# Neural network basics

Welcome to the `04_neural_network_basics` notebook. This part of the portfolio is designed to introduce fundamental concepts and techniques in PyTorch, with a particular emphasis on building and understanding neural networks.

Throughout this notebook, I'll explore essential topics such as setting up the environment, defining neural network architectures, and implementing both forward and backward propagation. I'll also cover training procedures, model evaluation, and techniques to save and load trained models.
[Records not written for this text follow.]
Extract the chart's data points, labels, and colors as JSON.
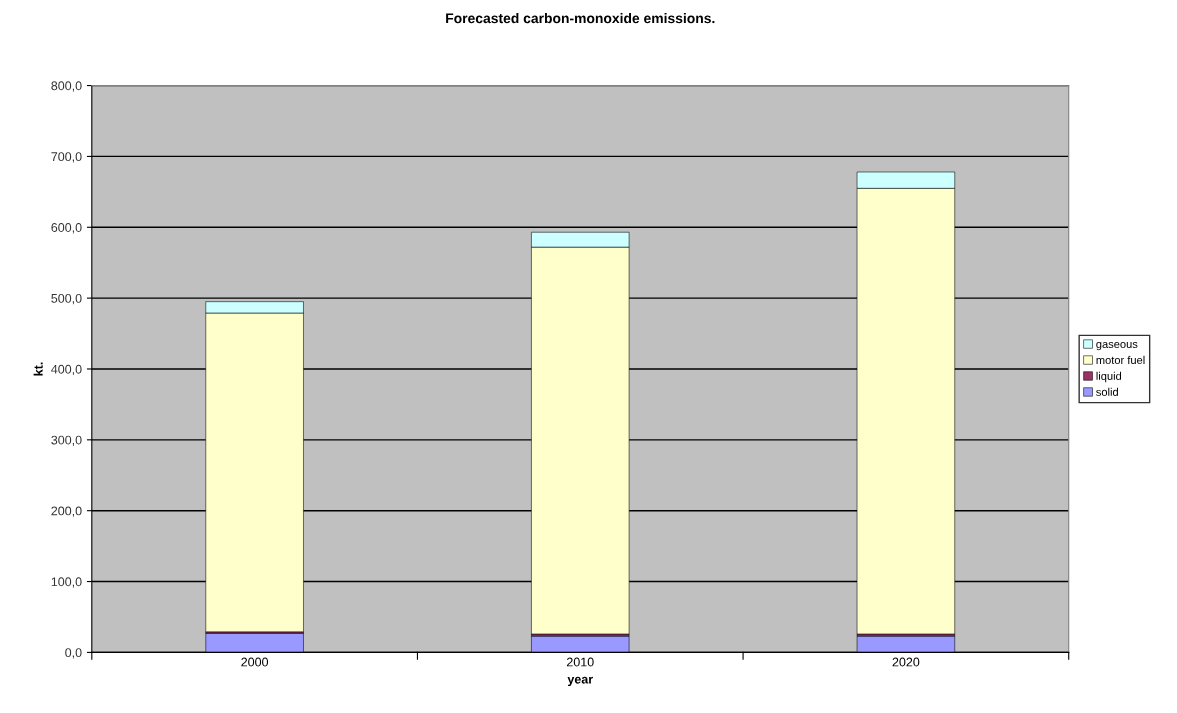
{
  "chart_data": {
    "type": "bar",
    "title": "Forecasted carbon-monoxide emissions.",
    "xlabel": "year",
    "ylabel": "kt.",
    "categories": [
      "2000",
      "2010",
      "2020"
    ],
    "stacked": true,
    "series": [
      {
        "name": "solid",
        "color": "#9999ff",
        "values": [
          27,
          23,
          23
        ]
      },
      {
        "name": "liquid",
        "color": "#993366",
        "values": [
          2,
          3,
          3
        ]
      },
      {
        "name": "motor fuel",
        "color": "#ffffcc",
        "values": [
          450,
          546,
          629
        ]
      },
      {
        "name": "gaseous",
        "color": "#ccffff",
        "values": [
          16,
          21,
          23
        ]
      }
    ],
    "ylim": [
      0,
      800
    ],
    "yticks": [
      {
        "value": 0,
        "label": "0,0"
      },
      {
        "value": 100,
        "label": "100,0"
      },
      {
        "value": 200,
        "label": "200,0"
      },
      {
        "value": 300,
        "label": "300,0"
      },
      {
        "value": 400,
        "label": "400,0"
      },
      {
        "value": 500,
        "label": "500,0"
      },
      {
        "value": 600,
        "label": "600,0"
      },
      {
        "value": 700,
        "label": "700,0"
      },
      {
        "value": 800,
        "label": "800,0"
      }
    ],
    "grid": "y",
    "legend": "right"
  }
}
By working through these exercises, the aim is to gain practical experience in constructing and optimizing neural networks, forming a solid foundation for more advanced machine learning endeavors.

## Table of contents

1. [Introduction](#introduction)
2. [Understanding neural networks](#understanding-neural-networks)
3. [Setting up the environment](#setting-up-the-environment)
4. [Building a neural network](#building-a-neural-network)
5. [Forward propagation](#forward-propagation)
6. [Loss function](#loss-function)
7. [Backpropagation](#backpropagation)
8. [Training the neural network](#training-the-neural-network)
9. [Evaluating the model](#evaluating-the-model)
10. [Saving and loading the model](#saving-and-loading-the-model)
11. [Optimizations](#optimizations)
12. [Handling real-world data](#handling-real-world-data)
13. [Conclusion](#conclusion)
14. [Further exercises](#further-exercises)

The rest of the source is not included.